Cette pièce représente une image très populaire en Chine du Bodhisattva Avalokiteshvara sous sa forme féminisée Guanyin. Le Bodhisattva se tient debout. Son torse large masculin, sa grâce féminine, son léger déhanchement, son doux visage, sa sensualité, relèvent du jeu entre le masculin et le féminin de cette divinité. Cette pièce est très harmonieuse. La beauté est idéalisée et en même temps réaliste. Le visage est sculpté avec beaucoup de finesse. Il dégage une impression de bienveillance. Il est ovale, les yeux sont mi-clos, le nez est aquilin et la bouche est légèrement ourlée, très délicate. Une légère tension intérieure en même temps qu'une plénitude se dégagent des traits. Une Ûrnâ orne son front. Les lobes des oreilles sont allongés signes de sagesse. Sa chevelure est coiffée en un très haut chignon. Il se tient debout sur une fleur de lotus. Il est paré comme un prince, un large collier de perles et de boucles pend sur son torse. Il porte des bracelets aux poignets. De la main gauche, il exécute le geste de l'argumentation. Sa main droite repose le long du corps en tenant un pan de son vêtement. Ce geste est déjà présent dès l'art du Gandhara. Son dhotî aux plis très réalistes épouse ses hanches et ses cuisses. Il est noué sur sous son ventre au dessous du nombril. Dynastie Ming. XVIème. Cette pièce présente des restes importants de polychromie. H 157cm.
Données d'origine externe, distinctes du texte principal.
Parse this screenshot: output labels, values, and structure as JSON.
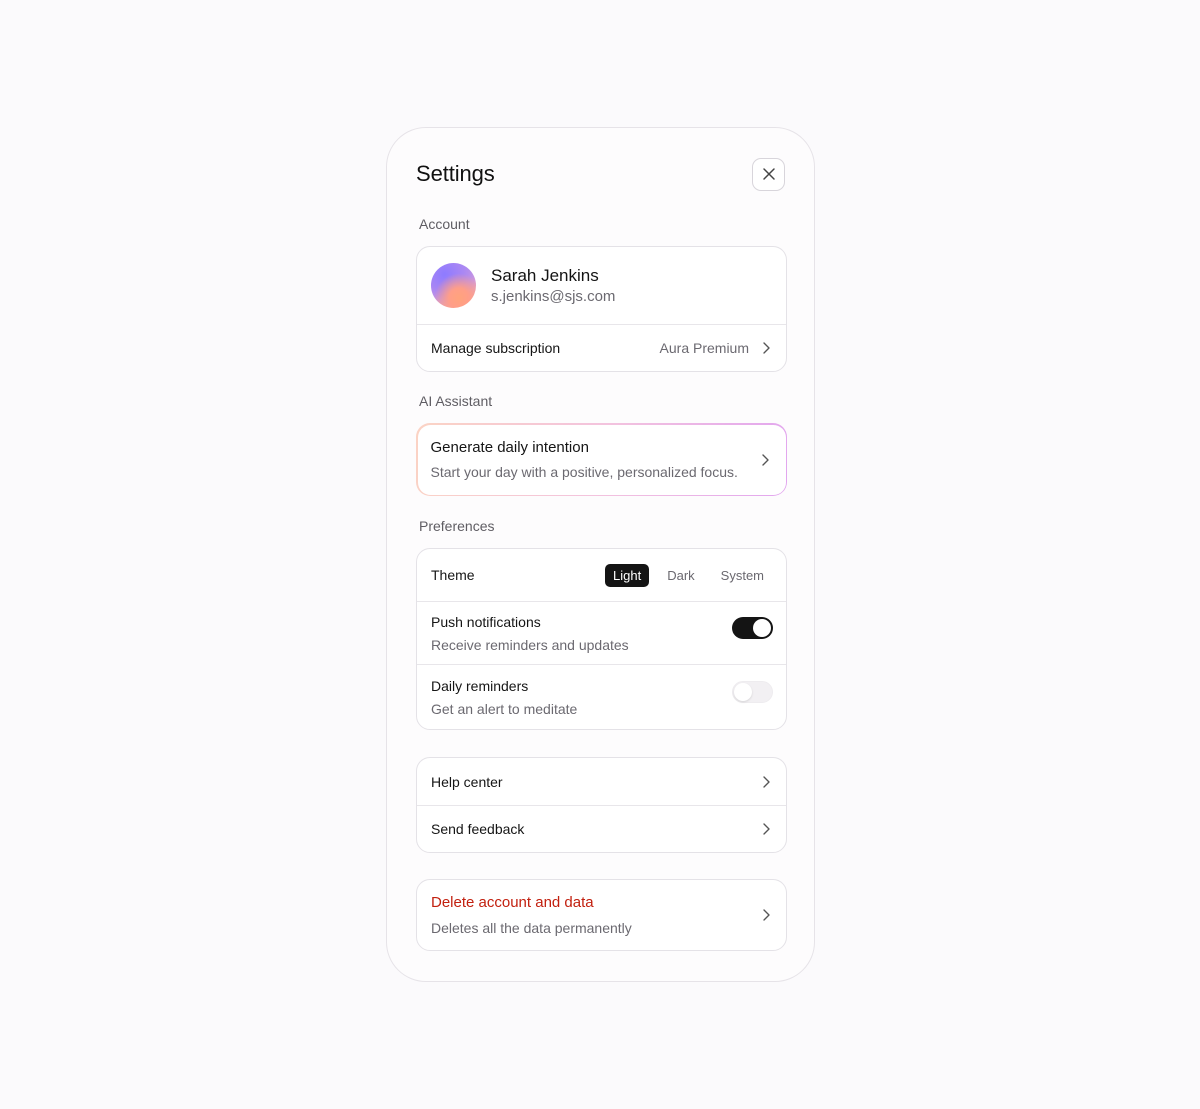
{
  "header": {
    "title": "Settings"
  },
  "account": {
    "section_label": "Account",
    "name": "Sarah Jenkins",
    "email": "s.jenkins@sjs.com",
    "subscription_label": "Manage subscription",
    "subscription_value": "Aura Premium"
  },
  "ai": {
    "section_label": "AI Assistant",
    "title": "Generate daily intention",
    "subtitle": "Start your day with a positive, personalized focus."
  },
  "preferences": {
    "section_label": "Preferences",
    "theme_label": "Theme",
    "theme_options": [
      "Light",
      "Dark",
      "System"
    ],
    "theme_selected": "Light",
    "push_title": "Push notifications",
    "push_sub": "Receive reminders and updates",
    "push_on": true,
    "daily_title": "Daily reminders",
    "daily_sub": "Get an alert to meditate",
    "daily_on": false
  },
  "support": {
    "help_label": "Help center",
    "feedback_label": "Send feedback"
  },
  "danger": {
    "title": "Delete account and data",
    "subtitle": "Deletes all the data permanently",
    "color": "#c2200f"
  }
}
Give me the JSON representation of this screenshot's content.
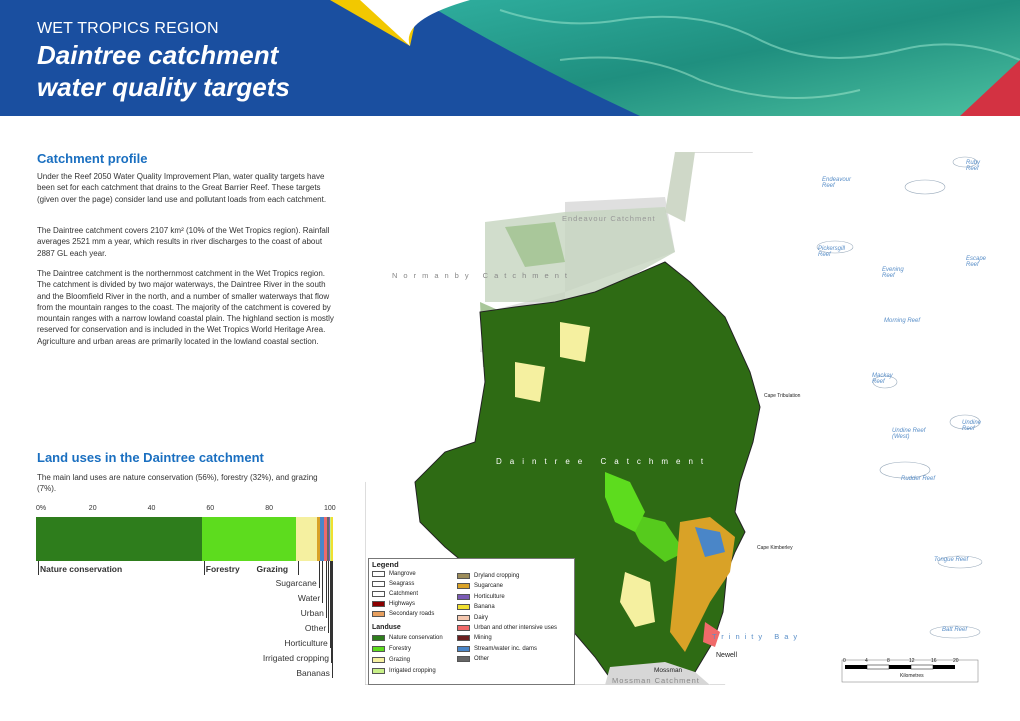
{
  "header": {
    "region": "WET TROPICS REGION",
    "title_line1": "Daintree catchment",
    "title_line2": "water quality targets"
  },
  "profile": {
    "heading": "Catchment profile",
    "p1": "Under the Reef 2050 Water Quality Improvement Plan, water quality targets have been set for each catchment that drains to the Great Barrier Reef. These targets (given over the page) consider land use and pollutant loads from each catchment.",
    "p2": "The Daintree catchment covers 2107 km² (10% of the Wet Tropics region). Rainfall averages 2521 mm a year, which results in river discharges to the coast of about 2887 GL each year.",
    "p3": "The Daintree catchment is the northernmost catchment in the Wet Tropics region. The catchment is divided by two major waterways, the Daintree River in the south and the Bloomfield River in the north, and a number of smaller waterways that flow from the mountain ranges to the coast. The majority of the catchment is covered by mountain ranges with a narrow lowland coastal plain. The highland section is mostly reserved for conservation and is included in the Wet Tropics World Heritage Area. Agriculture and urban areas are primarily located in the lowland coastal section."
  },
  "landuse": {
    "heading": "Land uses in the Daintree catchment",
    "text": "The main land uses are nature conservation (56%), forestry (32%), and grazing (7%).",
    "axis_ticks": [
      "0%",
      "20",
      "40",
      "60",
      "80",
      "100"
    ]
  },
  "chart_data": {
    "type": "bar",
    "orientation": "horizontal-stacked",
    "xlim": [
      0,
      100
    ],
    "series": [
      {
        "name": "Nature conservation",
        "value": 56,
        "color": "#2e7d1c"
      },
      {
        "name": "Forestry",
        "value": 32,
        "color": "#5ddc1e"
      },
      {
        "name": "Grazing",
        "value": 7,
        "color": "#f5f0a0"
      },
      {
        "name": "Sugarcane",
        "value": 1,
        "color": "#d9a227"
      },
      {
        "name": "Water",
        "value": 1.4,
        "color": "#4a86c8"
      },
      {
        "name": "Urban",
        "value": 1,
        "color": "#f06a6a"
      },
      {
        "name": "Other",
        "value": 0.6,
        "color": "#666666"
      },
      {
        "name": "Horticulture",
        "value": 0.4,
        "color": "#7a5ab5"
      },
      {
        "name": "Irrigated cropping",
        "value": 0.3,
        "color": "#c8f088"
      },
      {
        "name": "Bananas",
        "value": 0.3,
        "color": "#f0e030"
      }
    ]
  },
  "legend": {
    "title": "Legend",
    "landuse_title": "Landuse",
    "left_items": [
      {
        "label": "Mangrove",
        "color": "#ffffff"
      },
      {
        "label": "Seagrass",
        "color": "#ffffff"
      },
      {
        "label": "Catchment",
        "color": "#ffffff"
      },
      {
        "label": "Highways",
        "color": "#8b0000"
      },
      {
        "label": "Secondary roads",
        "color": "#e8a060"
      }
    ],
    "landuse_items": [
      {
        "label": "Nature conservation",
        "color": "#2e7d1c"
      },
      {
        "label": "Forestry",
        "color": "#5ddc1e"
      },
      {
        "label": "Grazing",
        "color": "#f5f0a0"
      },
      {
        "label": "Irrigated cropping",
        "color": "#c8f088"
      }
    ],
    "right_items": [
      {
        "label": "Dryland cropping",
        "color": "#9c8c5a"
      },
      {
        "label": "Sugarcane",
        "color": "#d9a227"
      },
      {
        "label": "Horticulture",
        "color": "#7a5ab5"
      },
      {
        "label": "Banana",
        "color": "#f0e030"
      },
      {
        "label": "Dairy",
        "color": "#f5c8b0"
      },
      {
        "label": "Urban and other intensive uses",
        "color": "#f06a6a"
      },
      {
        "label": "Mining",
        "color": "#6b1f1f"
      },
      {
        "label": "Stream/water inc. dams",
        "color": "#4a86c8"
      },
      {
        "label": "Other",
        "color": "#666666"
      }
    ]
  },
  "map": {
    "catchments": {
      "endeavour": "Endeavour Catchment",
      "normanby": "Normanby Catchment",
      "daintree": "Daintree Catchment",
      "mossman": "Mossman Catchment"
    },
    "places": {
      "cape_tribulation": "Cape Tribulation",
      "cape_kimberley": "Cape Kimberley",
      "newell": "Newell",
      "mossman": "Mossman",
      "trinity_bay": "Trinity Bay"
    },
    "reefs": [
      "Ruby Reef",
      "Endeavour Reef",
      "Pickersgill Reef",
      "Escape Reef",
      "Evening Reef",
      "Mackay Reef",
      "Undine Reef",
      "Undine Reef (West)",
      "Rudder Reef",
      "Tongue Reef",
      "Batt Reef",
      "Morning Reef"
    ],
    "scale": {
      "ticks": [
        "0",
        "4",
        "8",
        "12",
        "16",
        "20"
      ],
      "unit": "Kilometres"
    }
  }
}
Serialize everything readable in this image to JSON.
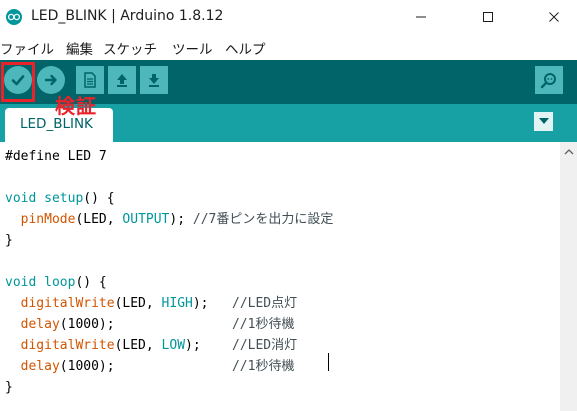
{
  "window": {
    "title": "LED_BLINK | Arduino 1.8.12"
  },
  "menu": [
    "ファイル",
    "編集",
    "スケッチ",
    "ツール",
    "ヘルプ"
  ],
  "toolbar": {
    "buttons": [
      "verify",
      "upload",
      "new",
      "open",
      "save",
      "serial-monitor"
    ],
    "annotation": "検証"
  },
  "tabs": [
    {
      "label": "LED_BLINK",
      "active": true
    }
  ],
  "editor": {
    "lines": [
      [
        {
          "t": "#define LED 7",
          "c": "pl"
        }
      ],
      [],
      [
        {
          "t": "void",
          "c": "kw"
        },
        {
          "t": " ",
          "c": "pl"
        },
        {
          "t": "setup",
          "c": "kw"
        },
        {
          "t": "() {",
          "c": "pl"
        }
      ],
      [
        {
          "t": "  ",
          "c": "pl"
        },
        {
          "t": "pinMode",
          "c": "fn"
        },
        {
          "t": "(LED, ",
          "c": "pl"
        },
        {
          "t": "OUTPUT",
          "c": "cn"
        },
        {
          "t": "); ",
          "c": "pl"
        },
        {
          "t": "//7番ピンを出力に設定",
          "c": "cm"
        }
      ],
      [
        {
          "t": "}",
          "c": "pl"
        }
      ],
      [],
      [
        {
          "t": "void",
          "c": "kw"
        },
        {
          "t": " ",
          "c": "pl"
        },
        {
          "t": "loop",
          "c": "kw"
        },
        {
          "t": "() {",
          "c": "pl"
        }
      ],
      [
        {
          "t": "  ",
          "c": "pl"
        },
        {
          "t": "digitalWrite",
          "c": "fn"
        },
        {
          "t": "(LED, ",
          "c": "pl"
        },
        {
          "t": "HIGH",
          "c": "cn"
        },
        {
          "t": ");   ",
          "c": "pl"
        },
        {
          "t": "//LED点灯",
          "c": "cm"
        }
      ],
      [
        {
          "t": "  ",
          "c": "pl"
        },
        {
          "t": "delay",
          "c": "fn"
        },
        {
          "t": "(1000);               ",
          "c": "pl"
        },
        {
          "t": "//1秒待機",
          "c": "cm"
        }
      ],
      [
        {
          "t": "  ",
          "c": "pl"
        },
        {
          "t": "digitalWrite",
          "c": "fn"
        },
        {
          "t": "(LED, ",
          "c": "pl"
        },
        {
          "t": "LOW",
          "c": "cn"
        },
        {
          "t": ");    ",
          "c": "pl"
        },
        {
          "t": "//LED消灯",
          "c": "cm"
        }
      ],
      [
        {
          "t": "  ",
          "c": "pl"
        },
        {
          "t": "delay",
          "c": "fn"
        },
        {
          "t": "(1000);               ",
          "c": "pl"
        },
        {
          "t": "//1秒待機",
          "c": "cm"
        }
      ],
      [
        {
          "t": "}",
          "c": "pl"
        }
      ]
    ]
  },
  "colors": {
    "toolbar_bg": "#006468",
    "tabbar_bg": "#17a1a5",
    "button_bg": "#4db7bb",
    "highlight": "#e8232b",
    "keyword": "#00979c",
    "function": "#d35400"
  }
}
Guanyin Ming en pierre au doux visage. Au milieu de la coiffe compliquée, on retrouve une représentation du Bouddha Amitabha. Elle est assise en tailleur sur une fleur de lotus (restes de dorures). Elle fait le geste de l'enseignement.

Guanyin (déesse salvatrice de la Miséricordieuse considérée comme une incarnation du Yin) en bois agenouillée Yuan, début des Ming. Haut chignon, bijoux, Ûrnâ sur le front. Bracelets. H 90cm.

Le Boddhisattva Kwan yin assis à l'européenne coiffé d'un diadème. Un enfant dans les bras et deux autres cachés dans les plis de son vêtement. Son visage est très serein et rieur à la fois. Dans la mythologie, elle aidait les femmes à avoir des enfants. Les enfants sont aussi les symboles de sa compassion. Pierre à traces de polychromie. Dynastie Ming. 1368 à 1644. 103cm.

Le Boddhisattva Kwan Yin sançaï assis à l'européenne sa jambe gauche en délassement, vêtu de la robe monastique et coiffé du haut chignon couvert d'un voile, tenant dans ses bras un enfant. Grès émaillé trois couleurs aubergine, turquoise et ocre jaune. Ming.      

Deux Boddhisattva Guanyin en position de délassement royal, Dynastie Qing. Restes de polychromie.